Тут по залу пробежал легкий шум: Синестер в сущности излагал теорию управления космогоническими процессами!

Астробиолог, вслед за Лирнеем, предполагал, что «реверсивный космический двигатель» не является жестко детерминированным (ибо в фазе сжатия особенно легко возникают значительные неопределенности – из-за случайных в принципе вариаций в распределении масс, из-за различного хода аннигиляции) – и невозможно с абсолютной точностью предсказать, какой тип космоса возникнет после очередного сжатия. Поэтому отдельные «красные вселенные», которые поочередно рождаются из «голубых», могут сильно отличаться друг от друга и вполне вероятно, что существующий ныне тип космоса, в котором жизнь возможна, представляет собой эфемерное, неповторимое образование, за которым следует длинная череда абсолютно мертвых пульсаций.

Видение вечно мертвого, безжизненно раскаляющегося и безжизненно остывающего космоса может не удовлетворять цивилизацию высшего типа; она предпримет тогда попытки изменить будущее и прибегнет с этой целью к необходимым астроинженерным мерам. Зная об ожидающей ее гибели, эта цивилизация может особым образом «запрограммировать» звезду или систему звезд, существенно изменяя их энергетику так, чтобы сделать из них нечто вроде нейтринного лазера, который начнет действовать в тот момент, когда тензоры гравитации, параметры температуры, давления и так далее превысят некоторые максимальные значения, когда сама физика данного космоса начнет как бы распадаться в прах.

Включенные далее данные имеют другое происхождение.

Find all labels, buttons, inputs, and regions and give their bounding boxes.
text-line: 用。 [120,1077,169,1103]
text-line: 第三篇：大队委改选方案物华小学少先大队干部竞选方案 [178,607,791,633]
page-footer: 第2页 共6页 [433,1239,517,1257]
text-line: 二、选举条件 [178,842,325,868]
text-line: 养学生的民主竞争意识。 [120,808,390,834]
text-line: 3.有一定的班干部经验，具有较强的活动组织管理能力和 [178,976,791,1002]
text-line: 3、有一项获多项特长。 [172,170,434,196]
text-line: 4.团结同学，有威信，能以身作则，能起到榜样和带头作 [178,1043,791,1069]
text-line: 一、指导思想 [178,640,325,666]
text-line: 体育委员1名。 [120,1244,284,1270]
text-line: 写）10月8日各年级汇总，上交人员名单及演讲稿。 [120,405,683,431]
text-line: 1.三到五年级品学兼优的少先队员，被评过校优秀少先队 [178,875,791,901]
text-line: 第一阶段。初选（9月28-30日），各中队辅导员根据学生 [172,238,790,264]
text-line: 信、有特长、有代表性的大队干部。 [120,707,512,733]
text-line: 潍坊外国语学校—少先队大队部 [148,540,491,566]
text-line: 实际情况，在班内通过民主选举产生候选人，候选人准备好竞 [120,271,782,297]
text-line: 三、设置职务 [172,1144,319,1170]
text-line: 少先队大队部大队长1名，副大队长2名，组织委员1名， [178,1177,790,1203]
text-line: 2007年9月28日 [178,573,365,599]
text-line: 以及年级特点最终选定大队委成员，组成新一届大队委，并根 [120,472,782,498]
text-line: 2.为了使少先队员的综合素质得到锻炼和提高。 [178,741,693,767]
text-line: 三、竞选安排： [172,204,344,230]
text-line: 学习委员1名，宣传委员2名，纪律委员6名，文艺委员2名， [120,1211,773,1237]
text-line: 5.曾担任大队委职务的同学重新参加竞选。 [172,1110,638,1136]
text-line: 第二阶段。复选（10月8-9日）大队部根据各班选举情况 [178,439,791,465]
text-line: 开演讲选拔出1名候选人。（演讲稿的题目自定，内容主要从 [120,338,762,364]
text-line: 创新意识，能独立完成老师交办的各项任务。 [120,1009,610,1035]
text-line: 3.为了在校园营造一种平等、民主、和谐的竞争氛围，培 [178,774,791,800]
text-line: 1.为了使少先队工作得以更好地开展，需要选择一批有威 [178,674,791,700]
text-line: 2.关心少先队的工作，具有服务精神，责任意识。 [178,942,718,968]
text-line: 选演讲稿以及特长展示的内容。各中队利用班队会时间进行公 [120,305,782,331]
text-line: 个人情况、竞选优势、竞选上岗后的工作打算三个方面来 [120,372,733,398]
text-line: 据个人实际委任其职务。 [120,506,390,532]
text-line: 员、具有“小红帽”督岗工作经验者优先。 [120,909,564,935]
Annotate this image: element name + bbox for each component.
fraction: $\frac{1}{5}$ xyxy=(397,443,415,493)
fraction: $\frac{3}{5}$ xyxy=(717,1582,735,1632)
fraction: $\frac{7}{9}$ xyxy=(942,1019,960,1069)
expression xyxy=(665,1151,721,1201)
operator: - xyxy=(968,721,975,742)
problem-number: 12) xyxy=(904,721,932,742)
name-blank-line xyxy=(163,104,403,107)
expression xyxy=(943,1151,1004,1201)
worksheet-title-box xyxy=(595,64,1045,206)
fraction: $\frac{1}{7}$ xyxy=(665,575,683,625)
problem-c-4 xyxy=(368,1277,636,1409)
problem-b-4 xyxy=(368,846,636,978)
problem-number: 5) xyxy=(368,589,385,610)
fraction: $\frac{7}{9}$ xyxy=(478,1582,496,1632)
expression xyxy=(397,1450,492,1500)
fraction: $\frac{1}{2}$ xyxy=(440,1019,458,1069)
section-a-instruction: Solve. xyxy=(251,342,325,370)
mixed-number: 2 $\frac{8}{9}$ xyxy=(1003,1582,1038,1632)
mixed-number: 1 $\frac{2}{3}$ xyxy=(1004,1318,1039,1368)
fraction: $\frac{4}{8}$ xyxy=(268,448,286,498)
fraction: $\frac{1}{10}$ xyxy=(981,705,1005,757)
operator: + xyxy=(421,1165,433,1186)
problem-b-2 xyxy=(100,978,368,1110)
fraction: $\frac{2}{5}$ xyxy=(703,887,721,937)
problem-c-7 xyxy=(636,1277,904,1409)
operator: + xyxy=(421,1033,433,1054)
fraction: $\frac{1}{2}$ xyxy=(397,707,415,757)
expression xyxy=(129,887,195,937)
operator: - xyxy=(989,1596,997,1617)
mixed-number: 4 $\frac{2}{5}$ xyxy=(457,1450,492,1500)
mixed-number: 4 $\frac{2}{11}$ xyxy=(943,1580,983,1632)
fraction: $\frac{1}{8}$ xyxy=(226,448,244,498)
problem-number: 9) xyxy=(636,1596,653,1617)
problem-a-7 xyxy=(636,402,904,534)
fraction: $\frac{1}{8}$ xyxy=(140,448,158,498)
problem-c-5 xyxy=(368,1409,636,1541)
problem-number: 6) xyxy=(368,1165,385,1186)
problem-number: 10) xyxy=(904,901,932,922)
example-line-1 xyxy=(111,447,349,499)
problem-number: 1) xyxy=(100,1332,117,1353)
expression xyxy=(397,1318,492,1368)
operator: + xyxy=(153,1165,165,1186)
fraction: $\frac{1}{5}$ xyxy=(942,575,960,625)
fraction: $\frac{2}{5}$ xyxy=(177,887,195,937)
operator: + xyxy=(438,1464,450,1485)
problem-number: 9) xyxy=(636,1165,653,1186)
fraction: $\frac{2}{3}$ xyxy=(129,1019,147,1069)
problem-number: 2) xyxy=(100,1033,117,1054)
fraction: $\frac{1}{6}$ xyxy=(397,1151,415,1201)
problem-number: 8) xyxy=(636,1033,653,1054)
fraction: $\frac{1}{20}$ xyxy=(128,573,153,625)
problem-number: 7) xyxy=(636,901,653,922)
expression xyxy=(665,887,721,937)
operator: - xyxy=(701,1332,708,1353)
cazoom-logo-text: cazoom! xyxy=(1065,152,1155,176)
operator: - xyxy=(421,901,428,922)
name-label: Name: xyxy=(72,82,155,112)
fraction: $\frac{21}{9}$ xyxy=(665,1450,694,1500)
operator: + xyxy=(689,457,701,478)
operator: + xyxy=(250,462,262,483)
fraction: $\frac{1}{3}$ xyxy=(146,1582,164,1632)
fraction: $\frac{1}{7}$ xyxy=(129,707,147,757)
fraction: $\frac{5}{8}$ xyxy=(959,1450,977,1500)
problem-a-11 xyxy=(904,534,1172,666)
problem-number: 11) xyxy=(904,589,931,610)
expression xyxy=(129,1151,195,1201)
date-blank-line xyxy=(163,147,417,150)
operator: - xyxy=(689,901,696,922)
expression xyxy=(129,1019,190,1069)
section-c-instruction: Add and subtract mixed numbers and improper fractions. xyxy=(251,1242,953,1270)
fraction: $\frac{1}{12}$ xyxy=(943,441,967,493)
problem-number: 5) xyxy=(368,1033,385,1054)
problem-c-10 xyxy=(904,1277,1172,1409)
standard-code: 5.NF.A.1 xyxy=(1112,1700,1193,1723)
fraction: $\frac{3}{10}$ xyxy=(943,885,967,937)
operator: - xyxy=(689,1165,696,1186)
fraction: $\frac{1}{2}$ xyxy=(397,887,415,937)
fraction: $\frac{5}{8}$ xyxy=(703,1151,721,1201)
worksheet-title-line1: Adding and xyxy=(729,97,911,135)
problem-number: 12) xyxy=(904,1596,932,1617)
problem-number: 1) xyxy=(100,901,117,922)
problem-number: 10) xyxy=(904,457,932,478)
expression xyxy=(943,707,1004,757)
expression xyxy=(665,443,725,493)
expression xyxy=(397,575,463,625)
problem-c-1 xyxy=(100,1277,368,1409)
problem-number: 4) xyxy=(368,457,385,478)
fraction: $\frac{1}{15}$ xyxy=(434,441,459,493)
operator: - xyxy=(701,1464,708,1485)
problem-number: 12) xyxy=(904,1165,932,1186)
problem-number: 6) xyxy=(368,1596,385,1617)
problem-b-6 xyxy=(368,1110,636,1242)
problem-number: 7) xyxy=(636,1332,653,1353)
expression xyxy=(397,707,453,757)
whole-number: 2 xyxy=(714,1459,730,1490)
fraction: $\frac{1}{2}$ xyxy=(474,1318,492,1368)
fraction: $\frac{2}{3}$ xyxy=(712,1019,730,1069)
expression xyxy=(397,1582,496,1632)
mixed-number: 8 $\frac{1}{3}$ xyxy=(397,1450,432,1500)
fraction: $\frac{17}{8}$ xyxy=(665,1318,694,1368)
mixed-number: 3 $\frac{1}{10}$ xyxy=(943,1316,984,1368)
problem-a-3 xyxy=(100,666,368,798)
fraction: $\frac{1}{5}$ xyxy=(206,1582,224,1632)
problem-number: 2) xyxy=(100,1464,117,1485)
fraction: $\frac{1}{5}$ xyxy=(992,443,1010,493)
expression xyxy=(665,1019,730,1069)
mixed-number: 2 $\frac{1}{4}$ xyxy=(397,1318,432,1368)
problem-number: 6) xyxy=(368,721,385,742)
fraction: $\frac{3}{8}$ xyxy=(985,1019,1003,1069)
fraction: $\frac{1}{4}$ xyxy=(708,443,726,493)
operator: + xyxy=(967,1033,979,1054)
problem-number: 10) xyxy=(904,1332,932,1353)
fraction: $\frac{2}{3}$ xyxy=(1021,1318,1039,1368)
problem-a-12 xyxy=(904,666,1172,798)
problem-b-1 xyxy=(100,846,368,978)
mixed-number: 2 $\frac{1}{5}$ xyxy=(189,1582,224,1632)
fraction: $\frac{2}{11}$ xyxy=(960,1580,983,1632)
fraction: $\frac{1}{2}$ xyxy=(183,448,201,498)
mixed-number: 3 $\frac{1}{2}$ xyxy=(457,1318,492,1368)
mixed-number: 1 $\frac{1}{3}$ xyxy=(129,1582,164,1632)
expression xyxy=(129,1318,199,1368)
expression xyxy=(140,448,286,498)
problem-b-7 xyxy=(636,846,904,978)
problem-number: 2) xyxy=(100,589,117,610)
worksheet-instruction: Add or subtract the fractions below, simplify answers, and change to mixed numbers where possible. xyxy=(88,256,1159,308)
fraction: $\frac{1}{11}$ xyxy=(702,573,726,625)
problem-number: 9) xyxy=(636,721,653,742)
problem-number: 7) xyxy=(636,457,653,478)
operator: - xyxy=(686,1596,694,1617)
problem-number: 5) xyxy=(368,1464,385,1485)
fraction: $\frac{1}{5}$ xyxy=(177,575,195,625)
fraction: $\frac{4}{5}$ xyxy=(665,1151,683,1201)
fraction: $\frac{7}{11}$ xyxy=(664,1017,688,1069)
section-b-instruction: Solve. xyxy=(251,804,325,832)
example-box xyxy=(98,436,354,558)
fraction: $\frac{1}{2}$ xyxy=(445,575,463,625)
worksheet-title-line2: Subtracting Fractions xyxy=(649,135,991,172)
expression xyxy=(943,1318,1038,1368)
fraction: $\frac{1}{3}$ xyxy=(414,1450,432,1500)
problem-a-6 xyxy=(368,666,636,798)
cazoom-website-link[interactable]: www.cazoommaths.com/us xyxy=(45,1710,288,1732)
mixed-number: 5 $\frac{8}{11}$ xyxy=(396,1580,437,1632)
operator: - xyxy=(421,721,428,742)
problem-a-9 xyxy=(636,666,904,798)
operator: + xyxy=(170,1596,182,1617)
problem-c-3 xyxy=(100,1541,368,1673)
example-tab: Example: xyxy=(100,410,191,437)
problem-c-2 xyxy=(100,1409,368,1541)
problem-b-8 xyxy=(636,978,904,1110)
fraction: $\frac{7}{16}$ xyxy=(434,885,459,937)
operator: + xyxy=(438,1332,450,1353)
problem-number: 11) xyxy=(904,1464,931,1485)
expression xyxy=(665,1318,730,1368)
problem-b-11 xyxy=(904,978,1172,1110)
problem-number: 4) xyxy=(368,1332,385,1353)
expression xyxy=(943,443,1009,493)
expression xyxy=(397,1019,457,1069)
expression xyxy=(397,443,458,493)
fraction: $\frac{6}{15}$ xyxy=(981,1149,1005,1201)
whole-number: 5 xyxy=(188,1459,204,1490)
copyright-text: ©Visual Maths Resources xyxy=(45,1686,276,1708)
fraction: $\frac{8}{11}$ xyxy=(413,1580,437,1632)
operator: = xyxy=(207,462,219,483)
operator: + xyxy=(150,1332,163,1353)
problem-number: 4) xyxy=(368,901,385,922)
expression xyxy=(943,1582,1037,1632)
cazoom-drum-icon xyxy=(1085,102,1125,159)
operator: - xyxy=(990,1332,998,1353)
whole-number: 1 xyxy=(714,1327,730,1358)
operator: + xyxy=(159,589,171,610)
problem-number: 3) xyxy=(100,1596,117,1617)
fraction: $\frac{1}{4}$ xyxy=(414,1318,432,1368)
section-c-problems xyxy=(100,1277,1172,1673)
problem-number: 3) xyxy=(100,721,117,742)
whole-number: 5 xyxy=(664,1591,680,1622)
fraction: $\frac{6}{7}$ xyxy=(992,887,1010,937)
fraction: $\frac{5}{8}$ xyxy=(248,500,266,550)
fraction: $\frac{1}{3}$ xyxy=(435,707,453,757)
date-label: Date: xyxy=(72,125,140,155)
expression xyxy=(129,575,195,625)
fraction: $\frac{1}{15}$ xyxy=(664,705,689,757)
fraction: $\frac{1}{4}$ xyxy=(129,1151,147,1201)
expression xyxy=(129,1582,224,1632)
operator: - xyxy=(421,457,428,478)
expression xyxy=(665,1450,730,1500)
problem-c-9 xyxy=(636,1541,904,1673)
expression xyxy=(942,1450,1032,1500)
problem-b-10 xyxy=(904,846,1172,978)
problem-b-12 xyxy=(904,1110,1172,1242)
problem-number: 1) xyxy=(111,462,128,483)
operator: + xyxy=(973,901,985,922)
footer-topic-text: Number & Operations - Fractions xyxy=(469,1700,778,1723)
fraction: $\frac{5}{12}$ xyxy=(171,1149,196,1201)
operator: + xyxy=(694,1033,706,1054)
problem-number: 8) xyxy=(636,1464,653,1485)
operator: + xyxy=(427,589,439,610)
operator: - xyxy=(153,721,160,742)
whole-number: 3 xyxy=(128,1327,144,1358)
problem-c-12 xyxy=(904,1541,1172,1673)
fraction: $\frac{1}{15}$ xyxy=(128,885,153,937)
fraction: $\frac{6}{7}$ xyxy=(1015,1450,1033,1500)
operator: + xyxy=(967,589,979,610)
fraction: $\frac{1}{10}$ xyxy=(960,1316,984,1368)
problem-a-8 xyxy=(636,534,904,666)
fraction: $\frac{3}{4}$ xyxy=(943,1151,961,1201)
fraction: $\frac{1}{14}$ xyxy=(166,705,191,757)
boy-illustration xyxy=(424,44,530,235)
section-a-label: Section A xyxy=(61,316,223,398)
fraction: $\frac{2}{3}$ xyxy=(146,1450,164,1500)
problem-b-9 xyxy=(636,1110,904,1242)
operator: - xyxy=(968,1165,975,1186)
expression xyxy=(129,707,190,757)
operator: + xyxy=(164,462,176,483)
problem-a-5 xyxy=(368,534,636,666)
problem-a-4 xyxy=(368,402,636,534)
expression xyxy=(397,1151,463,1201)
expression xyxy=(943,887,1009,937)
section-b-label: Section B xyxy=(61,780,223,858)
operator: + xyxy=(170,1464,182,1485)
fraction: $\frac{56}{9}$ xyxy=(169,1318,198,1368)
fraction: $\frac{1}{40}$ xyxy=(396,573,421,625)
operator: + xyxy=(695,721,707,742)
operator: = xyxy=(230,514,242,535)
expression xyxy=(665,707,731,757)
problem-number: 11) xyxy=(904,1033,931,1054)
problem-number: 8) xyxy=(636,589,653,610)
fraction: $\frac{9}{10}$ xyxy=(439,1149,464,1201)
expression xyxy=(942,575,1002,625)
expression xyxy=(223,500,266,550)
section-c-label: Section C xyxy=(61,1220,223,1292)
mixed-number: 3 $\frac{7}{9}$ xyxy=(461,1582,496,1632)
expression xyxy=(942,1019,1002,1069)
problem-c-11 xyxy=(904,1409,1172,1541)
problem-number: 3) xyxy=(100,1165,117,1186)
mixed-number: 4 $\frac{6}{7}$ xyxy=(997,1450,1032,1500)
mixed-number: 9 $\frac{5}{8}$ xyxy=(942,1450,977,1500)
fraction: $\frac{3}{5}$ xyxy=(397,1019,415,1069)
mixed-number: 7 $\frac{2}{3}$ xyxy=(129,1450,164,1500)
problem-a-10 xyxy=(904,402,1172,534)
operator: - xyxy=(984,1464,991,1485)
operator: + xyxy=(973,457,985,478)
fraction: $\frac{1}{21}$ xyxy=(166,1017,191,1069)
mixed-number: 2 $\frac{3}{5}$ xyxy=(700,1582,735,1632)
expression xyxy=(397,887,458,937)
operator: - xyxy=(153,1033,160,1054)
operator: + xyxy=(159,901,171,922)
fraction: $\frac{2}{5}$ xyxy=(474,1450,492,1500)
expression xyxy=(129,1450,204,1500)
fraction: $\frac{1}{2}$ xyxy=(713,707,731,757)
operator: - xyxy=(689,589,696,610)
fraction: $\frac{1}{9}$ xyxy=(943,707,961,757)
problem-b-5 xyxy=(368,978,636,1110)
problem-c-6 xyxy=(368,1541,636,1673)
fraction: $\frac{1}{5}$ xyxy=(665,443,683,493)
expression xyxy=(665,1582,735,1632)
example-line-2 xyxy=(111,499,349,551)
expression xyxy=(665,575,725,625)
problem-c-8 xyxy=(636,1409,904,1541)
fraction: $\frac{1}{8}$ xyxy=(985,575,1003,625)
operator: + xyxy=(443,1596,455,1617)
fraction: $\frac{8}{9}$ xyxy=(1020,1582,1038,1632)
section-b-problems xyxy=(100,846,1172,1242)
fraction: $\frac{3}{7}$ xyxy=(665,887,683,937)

Тогда-то это гибнущее созвездие под влиянием процессов, которые являются для него детонатором накопленной энергии, целиком обратится в сплошную черную нейтринную вспышку, очень детально, очень тщательно запрограммированную миллиарды лет назад! Эта монохроматическая нейтринная волна, самое жесткое и стабильное из всех излучений, будет не только погребальным звоном над гибнущей фазой космоса, но также зародышем новой фазы, ибо она будет участвовать в формировании новых элементарных частиц. А кроме того, «запечатленная» в звезде программа включает и «биофильность» – увеличение шансов появления жизни.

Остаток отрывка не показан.